By Alicia Couch Payne
On Saturday, April 7th, I drug my friend Lisa to a little red barn in Suwanee. This little red barn is none other than Everett’s Music Barn. It’s an institution in the bluegrass music scene in North Georgia. Musical magic has been created on the Everett’s property since 1964. I have passed by the Music Barn more times than I can count but never stopped before. I had always heard that great music was played in that hall though.
I grew up listening to the husband of my mother’s best friend (who is like a second dad to me) play bluegrass and older rock classics. He plays multiple instruments like the fiddle, guitar, and piano. I loved to listen to him and his father pick. For those not from the south, you may be like “What’s pick mean?” Pick means to play their string instruments. I remember being captivated by them pickin so it’s no surprise that I found myself instantly drawn into the music coming out of the Everett’s Music Barn.
Everett’s Music Barn was started by brothers Randall and Roger Everett. Their brother Jerry Everett was a Gwinnett police officer who was killed in the line of duty. Family and friends would stop by the Everett’s after Jerry’s death and would often turn to music to deal with their grief.
Randall and Roger played guitar. Randall loved country music and listened to radio stations coming from Nashville as well as the local Buford based station, WDYX. The brothers entered a contest hosted by WDYX earning a spot on the “Sleepy Head George Show”. While playing on this show they met future band members Roy, Ruth, and Weldon Westray. Rounding out their newly formed band, “Country Ramblers” were their eldest brother Leroy and Slim Higdon.
With Mama Everett’s permission, the brothers and other musicians began to play at the Everett residence. They soon outgrew their living room jam sessions and in 1968 Leroy added a music room onto the back of the house. Leroy had a dream of building a music barn as the music room was outgrown. With no money but plenty of family and friends to help, they dismantled an old Norcross duplex and reassembled it on the Everett’s property. Thus, Everett’s Music Barn was born in truth.

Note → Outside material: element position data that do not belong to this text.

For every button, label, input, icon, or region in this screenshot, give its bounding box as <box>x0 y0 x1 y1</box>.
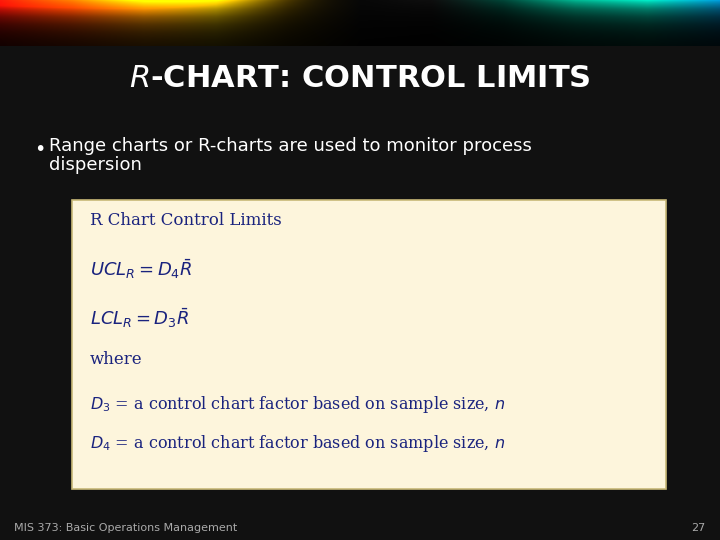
Text: dispersion: dispersion <box>49 156 142 174</box>
Text: $D_4$ = a control chart factor based on sample size, $n$: $D_4$ = a control chart factor based on … <box>90 434 505 455</box>
Text: •: • <box>35 140 46 159</box>
FancyBboxPatch shape <box>72 200 666 489</box>
Text: where: where <box>90 352 143 368</box>
Text: $LCL_R = D_3\bar{R}$: $LCL_R = D_3\bar{R}$ <box>90 306 189 329</box>
Text: $\it{R}$-CHART: CONTROL LIMITS: $\it{R}$-CHART: CONTROL LIMITS <box>129 64 591 93</box>
Text: R Chart Control Limits: R Chart Control Limits <box>90 212 282 229</box>
Text: Range charts or R-charts are used to monitor process: Range charts or R-charts are used to mon… <box>49 137 532 155</box>
Text: MIS 373: Basic Operations Management: MIS 373: Basic Operations Management <box>14 523 238 533</box>
Text: 27: 27 <box>691 523 706 533</box>
Text: $D_3$ = a control chart factor based on sample size, $n$: $D_3$ = a control chart factor based on … <box>90 394 505 415</box>
Text: $UCL_R = D_4\bar{R}$: $UCL_R = D_4\bar{R}$ <box>90 257 192 281</box>
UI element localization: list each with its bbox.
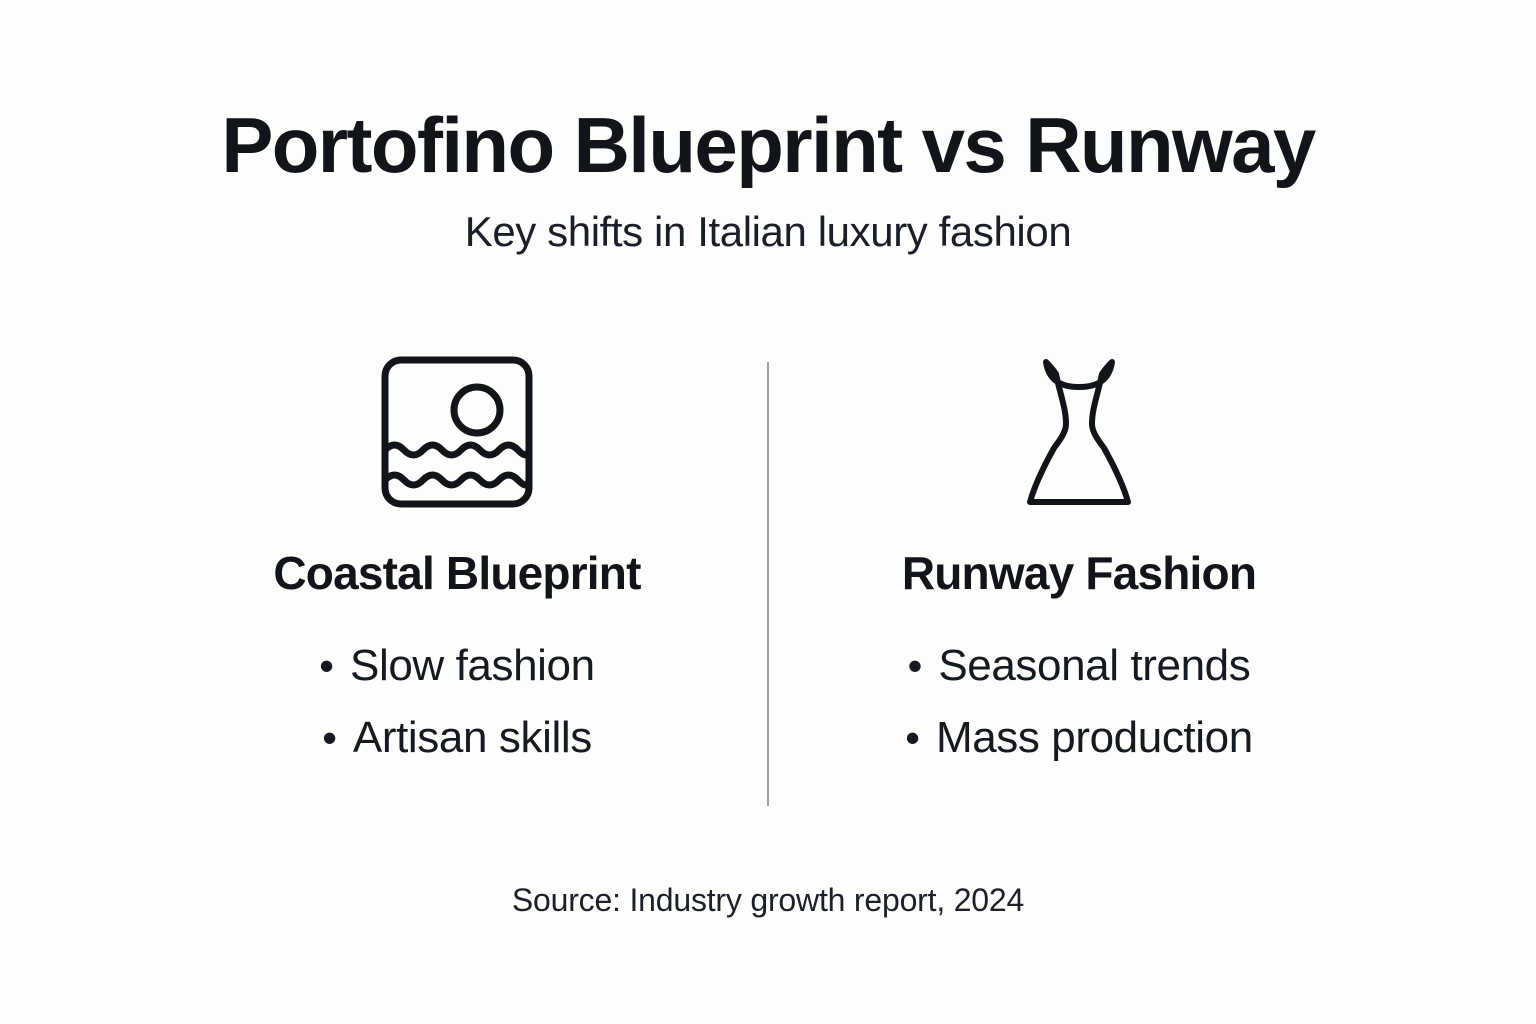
bullet-label: Seasonal trends [938, 640, 1251, 690]
list-item: • Seasonal trends [908, 641, 1251, 692]
comparison-columns: Coastal Blueprint • Slow fashion • Artis… [0, 352, 1536, 822]
column-runway-fashion: Runway Fashion • Seasonal trends • Mass … [799, 352, 1359, 764]
bullet-dot-icon: • [907, 641, 923, 689]
list-item: • Mass production [905, 713, 1253, 764]
bullet-list-coastal: • Slow fashion • Artisan skills [319, 640, 595, 764]
bullet-list-runway: • Seasonal trends • Mass production [905, 641, 1253, 764]
column-coastal-blueprint: Coastal Blueprint • Slow fashion • Artis… [177, 352, 737, 764]
column-heading-runway: Runway Fashion [901, 547, 1257, 599]
page-title: Portofino Blueprint vs Runway [221, 101, 1316, 189]
bullet-label: Mass production [935, 713, 1253, 763]
bullet-label: Slow fashion [350, 640, 595, 690]
coastal-seascape-icon [381, 356, 533, 508]
bullet-dot-icon: • [322, 714, 337, 762]
dress-icon-wrap [1018, 352, 1140, 512]
list-item: • Slow fashion [319, 640, 595, 692]
bullet-label: Artisan skills [352, 713, 592, 763]
dress-icon [1027, 359, 1131, 505]
bullet-dot-icon: • [905, 714, 920, 762]
page-subtitle: Key shifts in Italian luxury fashion [464, 207, 1072, 255]
slide-header: Portofino Blueprint vs Runway Key shifts… [0, 104, 1536, 255]
column-heading-coastal: Coastal Blueprint [273, 547, 641, 599]
bullet-dot-icon: • [319, 641, 335, 689]
list-item: • Artisan skills [322, 713, 592, 764]
coastal-icon-wrap [379, 352, 535, 512]
column-divider [767, 362, 769, 806]
source-note: Source: Industry growth report, 2024 [511, 882, 1025, 918]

When I walked into the actual Music Barn, I instantly got nostalgic. My father wasn’t a musician but loved bluegrass music and would often sing along when other’s picked. I thought “Wow, daddy would enjoy this so much.” I am my father’s daughter and found myself tapping my feet to the music. I was enthralled as each musician; the fiddler, banjo player, bass player (The bass they play is not the string instrument that resembles a guitar but the largest member of the string family also known as a double or upright bass.), mandolin player, harmonica player, and vocalist would do their part in the song.
I was encouraged to venture to the house that the Everetts grew up where I found even more musicians and people who were all enjoying the notes they created. The musicians played by ear as no sheet music was found in any of the several rooms that music was being played in. Instead you would hear them briefly discuss the song to be played such as the key and the tempo. They could find the others’ tempo and in no time they were in harmony.
Although brothers Randall, Roger, and Leroy have each passed away, regular jam sessions can still be found just about every Saturday night. Their legacy lives on within the Everett family. Everett’s Music Barn relies solely on donations given by those that come to listen to the wonderful musicians that come from all over to play there.